# gru_unit¶

api_attr

declarative programming (static graph)

paddle.fluid.layers.gru_unit(input, hidden, size, param_attr=None, bias_attr=None, activation='tanh', gate_activation='sigmoid', origin_mode=False)[source]

Gated Recurrent Unit (GRU) RNN cell. This operator performs GRU calculations for one time step and it supports these two modes:

If origin_mode is True, then the formula used is from paper Learning Phrase Representations using RNN Encoder Decoder for Statistical Machine Translation .

\begin{align}\begin{aligned}u_t & = act_g(W_{ux}x_{t} + W_{uh}h_{t-1} + b_u)\\r_t & = act_g(W_{rx}x_{t} + W_{rh}h_{t-1} + b_r)\\\tilde{h_t} & = act_c(W_{cx}x_{t} + W_{ch}(r_t \odot h_{t-1}) + b_c)\\h_t & = u_t \odot h_{t-1} + (1-u_t) \odot \tilde{h_t}\end{aligned}\end{align}

if origin_mode is False, then the formula used is from paper Empirical Evaluation of Gated Recurrent Neural Networks on Sequence Modeling

\begin{align}\begin{aligned}u_t & = act_g(W_{ux}x_{t} + W_{uh}h_{t-1} + b_u)\\r_t & = act_g(W_{rx}x_{t} + W_{rh}h_{t-1} + b_r)\\\tilde{h_t} & = act_c(W_{cx}x_{t} + W_{ch}(r_t \odot h_{t-1}) + b_c)\\h_t & = (1-u_t) \odot h_{t-1} + u_t \odot \tilde{h_t}\end{aligned}\end{align}

$$x_t$$ is the input of current time step, but it is not input . This operator does not include the calculations $$W_{ux}x_{t}, W_{rx}x_{t}, W_{cx}x_{t}$$ , Note thus a fully-connect layer whose size is 3 times of GRU hidden size should be used before this operator, and the output should be used as input here. $$h_{t-1}$$ is the hidden state from previous time step. $$u_t$$ , $$r_t$$ , $$\tilde{h_t}$$ and $$h_t$$ stand for update gate, reset gate, candidate hidden and hidden output separately. $$W_{uh}, b_u$$ , $$W_{rh}, b_r$$ and $$W_{ch}, b_c$$ stand for the weight matrix and bias used in update gate, reset gate, candidate hidden calculations.
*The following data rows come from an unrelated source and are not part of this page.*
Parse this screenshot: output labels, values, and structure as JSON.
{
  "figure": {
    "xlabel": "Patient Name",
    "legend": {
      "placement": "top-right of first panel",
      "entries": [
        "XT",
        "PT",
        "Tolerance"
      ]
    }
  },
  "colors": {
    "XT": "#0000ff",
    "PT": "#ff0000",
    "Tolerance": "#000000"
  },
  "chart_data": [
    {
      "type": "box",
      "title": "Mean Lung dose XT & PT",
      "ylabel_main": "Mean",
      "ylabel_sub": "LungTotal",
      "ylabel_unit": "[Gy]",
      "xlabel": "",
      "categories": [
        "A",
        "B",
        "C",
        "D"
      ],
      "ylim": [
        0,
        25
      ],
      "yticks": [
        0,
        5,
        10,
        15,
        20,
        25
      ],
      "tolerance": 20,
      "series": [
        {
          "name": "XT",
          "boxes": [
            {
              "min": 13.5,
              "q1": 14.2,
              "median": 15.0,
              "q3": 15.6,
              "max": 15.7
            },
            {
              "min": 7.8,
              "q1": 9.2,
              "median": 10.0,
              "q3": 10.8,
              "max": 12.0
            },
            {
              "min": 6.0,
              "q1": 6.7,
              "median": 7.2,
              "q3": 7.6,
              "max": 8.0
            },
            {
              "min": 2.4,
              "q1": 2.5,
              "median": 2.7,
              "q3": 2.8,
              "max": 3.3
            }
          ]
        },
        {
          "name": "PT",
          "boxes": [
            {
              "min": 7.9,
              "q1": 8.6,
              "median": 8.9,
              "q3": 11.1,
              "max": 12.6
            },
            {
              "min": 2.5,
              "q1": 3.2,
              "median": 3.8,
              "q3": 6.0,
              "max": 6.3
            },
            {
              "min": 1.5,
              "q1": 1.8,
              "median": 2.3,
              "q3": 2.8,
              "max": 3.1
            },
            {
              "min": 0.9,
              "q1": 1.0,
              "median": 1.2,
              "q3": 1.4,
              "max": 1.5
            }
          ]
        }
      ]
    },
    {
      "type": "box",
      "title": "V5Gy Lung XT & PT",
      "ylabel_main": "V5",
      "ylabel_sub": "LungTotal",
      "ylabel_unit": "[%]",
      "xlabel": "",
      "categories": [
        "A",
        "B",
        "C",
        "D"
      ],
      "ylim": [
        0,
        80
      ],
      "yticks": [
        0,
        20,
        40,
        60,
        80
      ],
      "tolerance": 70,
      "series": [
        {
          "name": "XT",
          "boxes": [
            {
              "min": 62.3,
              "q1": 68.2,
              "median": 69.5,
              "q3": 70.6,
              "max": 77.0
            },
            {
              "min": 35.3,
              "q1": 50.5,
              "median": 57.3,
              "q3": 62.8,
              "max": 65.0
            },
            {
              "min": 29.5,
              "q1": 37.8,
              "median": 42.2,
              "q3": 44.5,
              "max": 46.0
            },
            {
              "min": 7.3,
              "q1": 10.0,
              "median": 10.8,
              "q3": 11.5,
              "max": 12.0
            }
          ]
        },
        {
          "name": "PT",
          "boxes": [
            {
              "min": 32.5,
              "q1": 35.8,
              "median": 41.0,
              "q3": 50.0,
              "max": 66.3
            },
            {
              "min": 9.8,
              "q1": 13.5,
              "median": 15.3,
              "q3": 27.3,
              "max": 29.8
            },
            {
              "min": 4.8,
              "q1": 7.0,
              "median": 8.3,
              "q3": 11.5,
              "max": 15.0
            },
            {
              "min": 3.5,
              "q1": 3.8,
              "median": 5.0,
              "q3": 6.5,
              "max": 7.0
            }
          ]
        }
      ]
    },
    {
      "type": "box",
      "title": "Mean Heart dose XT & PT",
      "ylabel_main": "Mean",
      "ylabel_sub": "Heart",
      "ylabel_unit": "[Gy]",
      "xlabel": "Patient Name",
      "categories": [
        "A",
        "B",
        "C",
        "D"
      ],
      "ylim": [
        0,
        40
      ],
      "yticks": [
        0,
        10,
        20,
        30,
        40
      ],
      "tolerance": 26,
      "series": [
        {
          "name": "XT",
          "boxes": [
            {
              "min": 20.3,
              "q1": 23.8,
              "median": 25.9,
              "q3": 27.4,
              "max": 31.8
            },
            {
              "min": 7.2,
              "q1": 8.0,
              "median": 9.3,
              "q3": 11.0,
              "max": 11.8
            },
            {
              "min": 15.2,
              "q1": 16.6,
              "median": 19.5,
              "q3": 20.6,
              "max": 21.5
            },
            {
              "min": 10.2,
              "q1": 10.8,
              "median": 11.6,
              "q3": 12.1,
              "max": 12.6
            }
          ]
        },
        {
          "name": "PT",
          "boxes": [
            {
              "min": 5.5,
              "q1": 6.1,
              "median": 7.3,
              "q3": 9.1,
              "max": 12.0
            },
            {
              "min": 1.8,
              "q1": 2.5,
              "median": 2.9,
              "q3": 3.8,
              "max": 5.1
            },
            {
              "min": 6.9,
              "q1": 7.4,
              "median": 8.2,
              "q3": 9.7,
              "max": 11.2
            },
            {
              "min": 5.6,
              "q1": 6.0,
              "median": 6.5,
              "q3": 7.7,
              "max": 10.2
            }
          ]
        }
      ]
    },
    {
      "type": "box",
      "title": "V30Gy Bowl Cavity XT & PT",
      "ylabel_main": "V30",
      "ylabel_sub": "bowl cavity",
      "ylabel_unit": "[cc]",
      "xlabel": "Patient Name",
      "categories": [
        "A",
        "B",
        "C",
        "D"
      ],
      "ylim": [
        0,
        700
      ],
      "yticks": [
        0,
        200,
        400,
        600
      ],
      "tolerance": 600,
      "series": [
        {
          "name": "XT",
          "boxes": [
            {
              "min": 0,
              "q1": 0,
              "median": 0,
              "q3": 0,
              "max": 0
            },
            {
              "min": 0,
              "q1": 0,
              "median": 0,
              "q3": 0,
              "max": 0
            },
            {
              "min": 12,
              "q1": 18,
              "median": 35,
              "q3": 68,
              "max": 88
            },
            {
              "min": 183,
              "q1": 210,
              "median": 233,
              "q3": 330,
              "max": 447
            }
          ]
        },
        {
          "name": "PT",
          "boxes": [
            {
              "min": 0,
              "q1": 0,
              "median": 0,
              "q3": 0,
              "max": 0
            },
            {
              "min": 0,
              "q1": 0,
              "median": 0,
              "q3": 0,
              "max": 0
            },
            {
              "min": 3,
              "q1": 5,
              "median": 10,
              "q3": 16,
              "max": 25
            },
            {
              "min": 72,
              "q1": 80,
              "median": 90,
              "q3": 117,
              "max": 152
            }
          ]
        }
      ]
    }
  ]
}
For implementation, the three weight matrix are merged into a tensor shaped $$[D, D \times 3]$$ , the three bias are concatenated as a tensor shaped $$[1, D \times 3]$$ , where $$D$$ stands for the hidden size; The data layout of weight tensor is: $$W_{uh}$$ and $$W_{rh}$$ are concatenated with shape $$[D, D \times 2]$$ lying on the first part, and $$W_{ch}$$ lying on the latter part with shape $$[D, D]$$ .

Parameters
• input (Variable) – A 2D Tensor representing the input after linear projection after linear projection. Its shape should be $$[N, D \times 3]$$ , where $$N$$ stands for batch size, $$D$$ for the hidden size. The data type should be float32 or float64.

• hidden (Variable) – A 2D Tensor representing the hidden state from previous step. Its shape should be $$[N, D]$$ , where $$N$$ stands for batch size, $$D$$ for the hidden size. The data type should be same as input .

• size (int) – Indicate the hidden size.

• param_attr (ParamAttr, optional) – To specify the weight parameter property. Default: None, which means the default weight parameter property is used. See usage for details in ParamAttr .

• bias_attr (ParamAttr, optional) – To specify the bias parameter property. Default: None, which means the default bias parameter property is used. See usage for details in ParamAttr .

• activation (str, optional) – The activation function corresponding to $$act_c$$ in the formula. “sigmoid”, “tanh”, “relu” and “identity” are supported. Default “tanh”.

• gate_activation (str, optional) – The activation function corresponding to $$act_g$$ in the formula. “sigmoid”, “tanh”, “relu” and “identity” are supported. Default “sigmoid”.

Returns

The tuple contains three Tensor variables with the same data type as input . They represent the hidden state for next time step ( $$h_t$$ ), reset previous hidden state ( $$r_t \odot h_{t-1}$$ ), and the concatenation of $$h_t, r_t, \tilde{h_t}$$ . And they have shape $$[N, D]$$ , $$[N, D]$$ , $$[N, D imes 3]$$ separately. Usually only the hidden state for next time step ( $$h_t$$ ) is used as output and state, the other two are intermediate results of calculations.

Return type

tuple

Examples

import paddle.fluid as fluid

dict_dim, emb_dim = 128, 64
data = fluid.data(name='step_data', shape=[None], dtype='int64')
emb = fluid.embedding(input=data, size=[dict_dim, emb_dim])
hidden_dim = 512
x = fluid.layers.fc(input=emb, size=hidden_dim * 3)
pre_hidden = fluid.data(
name='pre_hidden', shape=[None, hidden_dim], dtype='float32')
hidden = fluid.layers.gru_unit(
input=x, hidden=pre_hidden, size=hidden_dim * 3)